Le docteur Pierre La Rochelle, médecin depuis plus de 20 ans à l’urgence de La Pocatière, a publié un avis dans une revue médicale citant une recherche qui l’amène à se questionner sur l’impact du retard dans l’injection d’un médicament qui peut sauver des vies, depuis qu’une directive amène les ambulanciers à transporter des blessés graves à l’hôpital le plus spécialisé dans un rayon de 60 minutes.
Depuis décembre, dans le Bas-Saint-Laurent, Chaudière-Appalaches et la Capitale-Nationale, les ambulanciers doivent suivre la consigne à l’effet qu’une personne en trauma doit être amenée à l’hôpital le plus spécialisé à 60 minutes de route, plutôt que 30 minutes auparavant.
À titre d’exemple, dans le Bas-Saint-Laurent, le transport d’une personne qui aurait été blessée gravement dans un accident dans la région du Kamouraska n’ira plus à l’hôpital de La Pocatière si Rivière-du-Loup est située à moins de 60 minutes des lieux de l’accident.
Cette décision a été prise pour éviter les transferts et pour être plus efficient. Les spécialistes ont conclu à partir de l’expérience au Québec depuis 14 ans qu’un blessé sévère avait plus de chance dans un centre de plus haut niveau (comme Rivière-du-Loup par rapport à La Pocatière). La limite a été fixée à 60 minutes.
«La tendance va vers les centres de plus haut niveau. La question est on la met où la ligne, on a passé beaucoup de temps à l’évaluer. La recommandation la meilleure a fait que ç’a été fixé à 60 minutes», de dire le médecin-conseil en traumatologie pour l’Institut national d’excellence en santé et en services sociaux (INESSS) Julien Clément.

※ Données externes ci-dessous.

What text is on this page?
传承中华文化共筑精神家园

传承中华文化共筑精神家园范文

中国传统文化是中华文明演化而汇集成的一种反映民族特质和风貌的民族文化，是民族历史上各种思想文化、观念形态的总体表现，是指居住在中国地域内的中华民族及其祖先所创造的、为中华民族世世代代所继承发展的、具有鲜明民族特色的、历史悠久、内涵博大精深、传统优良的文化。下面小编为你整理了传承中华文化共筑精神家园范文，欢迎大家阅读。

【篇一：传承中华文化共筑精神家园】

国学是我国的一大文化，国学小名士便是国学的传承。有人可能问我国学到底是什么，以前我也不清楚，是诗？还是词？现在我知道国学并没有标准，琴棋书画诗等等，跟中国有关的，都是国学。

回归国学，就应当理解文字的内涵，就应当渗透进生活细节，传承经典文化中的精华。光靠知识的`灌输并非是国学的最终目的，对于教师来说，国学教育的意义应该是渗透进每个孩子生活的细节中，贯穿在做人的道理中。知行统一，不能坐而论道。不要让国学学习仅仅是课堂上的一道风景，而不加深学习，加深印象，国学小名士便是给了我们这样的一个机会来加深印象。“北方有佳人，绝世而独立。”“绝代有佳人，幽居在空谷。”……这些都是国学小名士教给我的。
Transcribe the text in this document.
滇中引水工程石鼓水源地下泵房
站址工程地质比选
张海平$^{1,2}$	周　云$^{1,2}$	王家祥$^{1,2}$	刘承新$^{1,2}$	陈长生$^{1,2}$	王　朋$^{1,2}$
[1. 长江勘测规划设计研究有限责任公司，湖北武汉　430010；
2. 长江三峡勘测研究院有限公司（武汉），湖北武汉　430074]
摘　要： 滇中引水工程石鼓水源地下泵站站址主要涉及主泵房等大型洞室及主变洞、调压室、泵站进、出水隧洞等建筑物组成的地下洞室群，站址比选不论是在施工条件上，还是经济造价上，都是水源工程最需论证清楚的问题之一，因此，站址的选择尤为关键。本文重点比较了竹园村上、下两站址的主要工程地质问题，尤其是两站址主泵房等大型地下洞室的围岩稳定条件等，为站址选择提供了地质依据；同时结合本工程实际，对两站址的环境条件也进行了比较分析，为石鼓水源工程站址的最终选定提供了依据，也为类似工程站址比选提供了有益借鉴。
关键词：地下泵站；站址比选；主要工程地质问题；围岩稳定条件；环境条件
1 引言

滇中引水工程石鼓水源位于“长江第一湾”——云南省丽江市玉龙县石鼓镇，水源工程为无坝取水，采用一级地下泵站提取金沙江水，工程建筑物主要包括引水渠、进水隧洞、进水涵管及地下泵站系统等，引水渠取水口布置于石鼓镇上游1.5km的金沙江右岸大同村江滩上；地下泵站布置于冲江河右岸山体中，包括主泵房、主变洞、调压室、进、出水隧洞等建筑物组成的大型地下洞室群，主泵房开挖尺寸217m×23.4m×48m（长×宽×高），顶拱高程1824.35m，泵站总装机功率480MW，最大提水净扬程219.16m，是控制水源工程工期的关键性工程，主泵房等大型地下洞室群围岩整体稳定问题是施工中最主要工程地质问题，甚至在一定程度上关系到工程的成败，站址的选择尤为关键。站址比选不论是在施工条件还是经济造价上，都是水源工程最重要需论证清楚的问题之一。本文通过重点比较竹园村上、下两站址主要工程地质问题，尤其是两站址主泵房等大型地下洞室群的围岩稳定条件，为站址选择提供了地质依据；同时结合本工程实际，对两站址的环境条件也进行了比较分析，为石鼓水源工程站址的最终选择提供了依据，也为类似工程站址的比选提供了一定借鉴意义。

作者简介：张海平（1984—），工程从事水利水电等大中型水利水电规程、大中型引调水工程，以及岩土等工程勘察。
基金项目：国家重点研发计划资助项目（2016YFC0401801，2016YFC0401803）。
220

Médicaments contre les hémorragies
Le docteur La Rochelle soulève toutefois un point intéressant. Une étude sur un médicament, l’acide tranexamique, qui aide à limiter les hémorragies, démontre que si l’injection est faite dans la première heure après l’accident, le taux de mortalité suite à des saignements est réduit de 32 %. Il est de 21 % s’il est donné entre une heure et trois heures après.
«Quand on retarde consciemment l’injection, on accroît le risque de mortalité», résume le docteur La Rochelle. Celui-ci souhaite, à partir de cette étude de 2010 faite dans plusieurs pays, ouvrir le débat auprès de ses collègues médecins. Actuellement au Québec, les ambulanciers ne peuvent pas donner ce médicament qui doit être donné par intraveineuse.
Quant à l’article cité par le docteur La Rochelle, le médecin-conseil Julien Clément se questionne sur le fait qu’il soit basé sur certains patients d’hôpitaux de pays où ils n’ont pas accès à tous les moyens pour contrer les hémorragies que l’on a au Québec. Il ne remet toutefois pas en question l’efficacité du médicament.